Agradecido por la deliciosa comida él le dijo: si tienes algo en que pueda ayudarte dímelo.

Ella le mencionó que era viuda joven y tenía tres hijos, una niña y dos varones, los cuales estaban en la edad de ser inquietos, viviendo con una tía abuela en San Pedro Nonualco, pueblo de calles empedradas, mientras la señora Pavlova se partía el espinazo para enviarles dinero y ropa.

Aunque ellos nunca lo vieron con gratitud, sino como una obligación y nunca reconocieron ese amor de madre, incluso cuando llegaron a ser bisabuelos, siempre iban a casa de la señora Pavlova para ver qué podían llevarse.

Ella le dijo que deseaba que sus hijos estuvieran en un lugar en donde tuvieran estudio, alimento y disciplina, para que fueran personas de bien. El general escribió una nota y se la dio.

– Con esto te ayudaré y sacarán provecho y serán hombres de bien.

Uno de esos muchachos era Israel, el otro se llamaba Concho, Conchito a secas. A la niña la ubicaron en un trabajo eventual en una fábrica de toallas. Pero hoy narraremos la vida de Israel “el policía secreto”.

Cuando llegó a la guardia tenía ocho años de edad, era un “malía”, travieso y haragán, acostumbrado a vivir en el campo, sumergiéndose en las pozas del río Amojapa, a veces ordeñaba una vaca y la llevaba a pastar en donde el dormía o se iba a cortar anonas, cocos y jocotes y algunas piñas.

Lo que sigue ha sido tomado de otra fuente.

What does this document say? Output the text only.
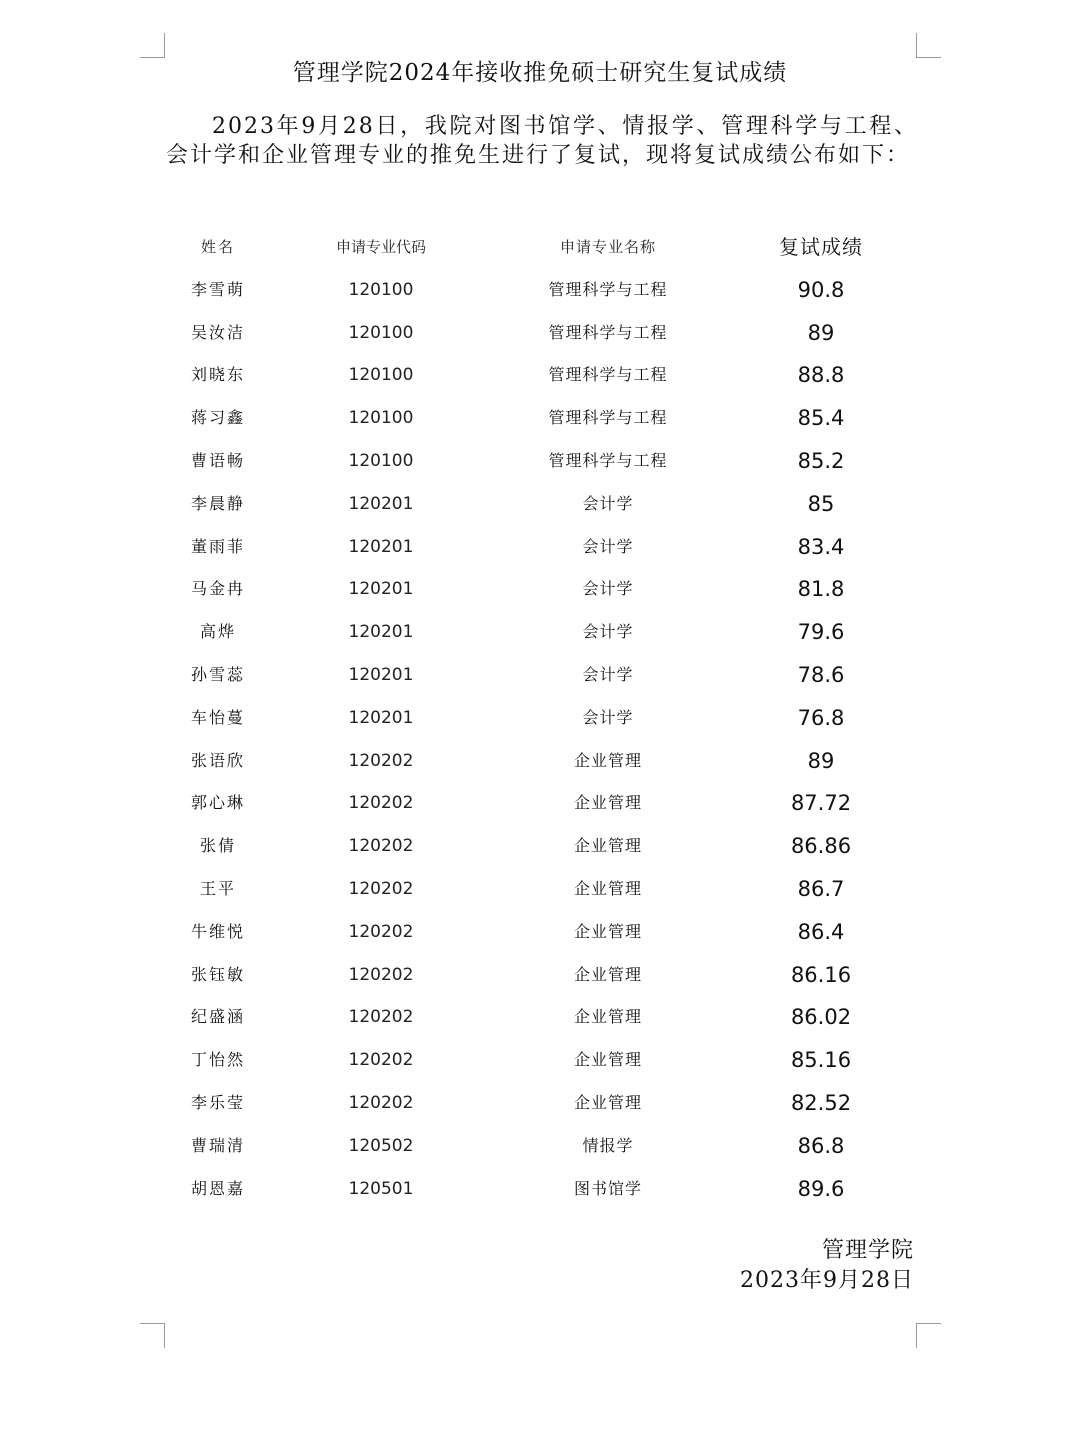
管理学院2024年接收推免硕士研究生复试成绩
2023年9月28日，我院对图书馆学、情报学、管理科学与工程、会计学和企业管理专业的推免生进行了复试，现将复试成绩公布如下：
姓名	申请专业代码	申请专业名称	复试成绩
李雪萌	120100	管理科学与工程	90.8
吴汝洁	120100	管理科学与工程	89
刘晓东	120100	管理科学与工程	88.8
蒋习鑫	120100	管理科学与工程	85.4
曹语畅	120100	管理科学与工程	85.2
李晨静	120201	会计学	85
董雨菲	120201	会计学	83.4
马金冉	120201	会计学	81.8
高烨	120201	会计学	79.6
孙雪蕊	120201	会计学	78.6
车怡蔓	120201	会计学	76.8
张语欣	120202	企业管理	89
郭心琳	120202	企业管理	87.72
张倩	120202	企业管理	86.86
王平	120202	企业管理	86.7
牛维悦	120202	企业管理	86.4
张钰敏	120202	企业管理	86.16
纪盛涵	120202	企业管理	86.02
丁怡然	120202	企业管理	85.16
李乐莹	120202	企业管理	82.52
曹瑞清	120502	情报学	86.8
胡恩嘉	120501	图书馆学	89.6
管理学院
2023年9月28日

En cuanto llegó lo raparon a coco, le dieron ropa verde olivo, lo levantaban a bañarse a las cinco de la mañana, y después a saludar el pabellón a las 6:00 a.m., desayunar y, desde luego, llevaba el periódico con los zapatos lustrados a los oficiales, iba a las aulas a aprender a leer y escribir, de tal manera que llegó a cuarto grado, pero el encierro y recibir órdenes de “ven para acá, que te pongas firme, de medio lado, a la izquierda, y otra vez a la reversa, y otra vez de firme” y las carreras de niño sin arma, obligó a la señora Pavlova a sacarlo, le prometió aprender albañilería y fontanería. Lo sacó.

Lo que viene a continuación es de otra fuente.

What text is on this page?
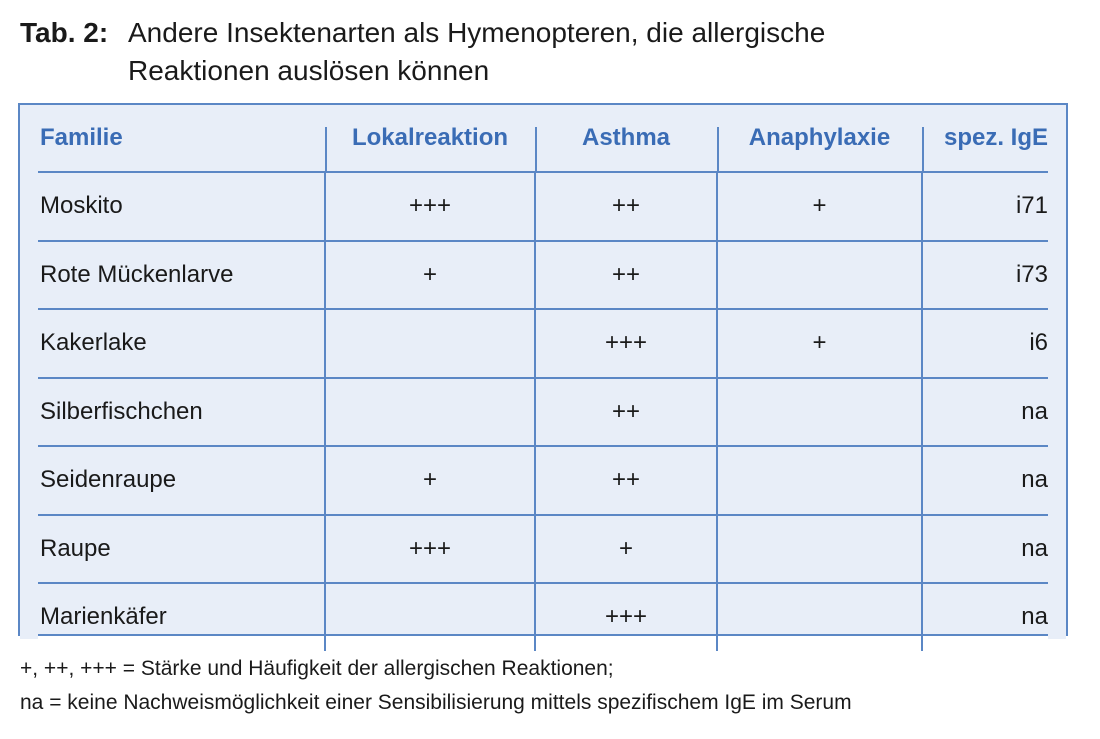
Tab. 2: Andere Insektenarten als Hymenopteren, die allergische
Reaktionen auslösen können
Familie	Lokalreaktion	Asthma	Anaphylaxie	spez. IgE
Moskito	+++	++	+	i71
Rote Mückenlarve	+	++		i73
Kakerlake		+++	+	i6
Silberfischchen		++		na
Seidenraupe	+	++		na
Raupe	+++	+		na
Marienkäfer		+++		na
+, ++, +++ = Stärke und Häufigkeit der allergischen Reaktionen;
na = keine Nachweismöglichkeit einer Sensibilisierung mittels spezifischem IgE im Serum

Anduvo varios años en la vagancia llegando a comer y dormir a la casa de la madre, se levantaba a las 9 de la mañana a ver qué tenían las ollas, además le pedía dinero para ir al cine o para invitar a las amigas que enamoraba de la servidumbre en las casas de gente con recursos; ella, la señora Pavlova, un día lo puso en jaque:

– O te vas a presentar al cuartel o te vuelvo a enviar a la guardia.

Se presentó voluntario a la primera brigada de artillería Tte. Coronel: “Armando Cuchillas del Cañón”, ahí pasó año y medio, hasta que salió con una maleta de cuero de cerdo, una foto abrazando una ametralladora; más sereno y respetuoso.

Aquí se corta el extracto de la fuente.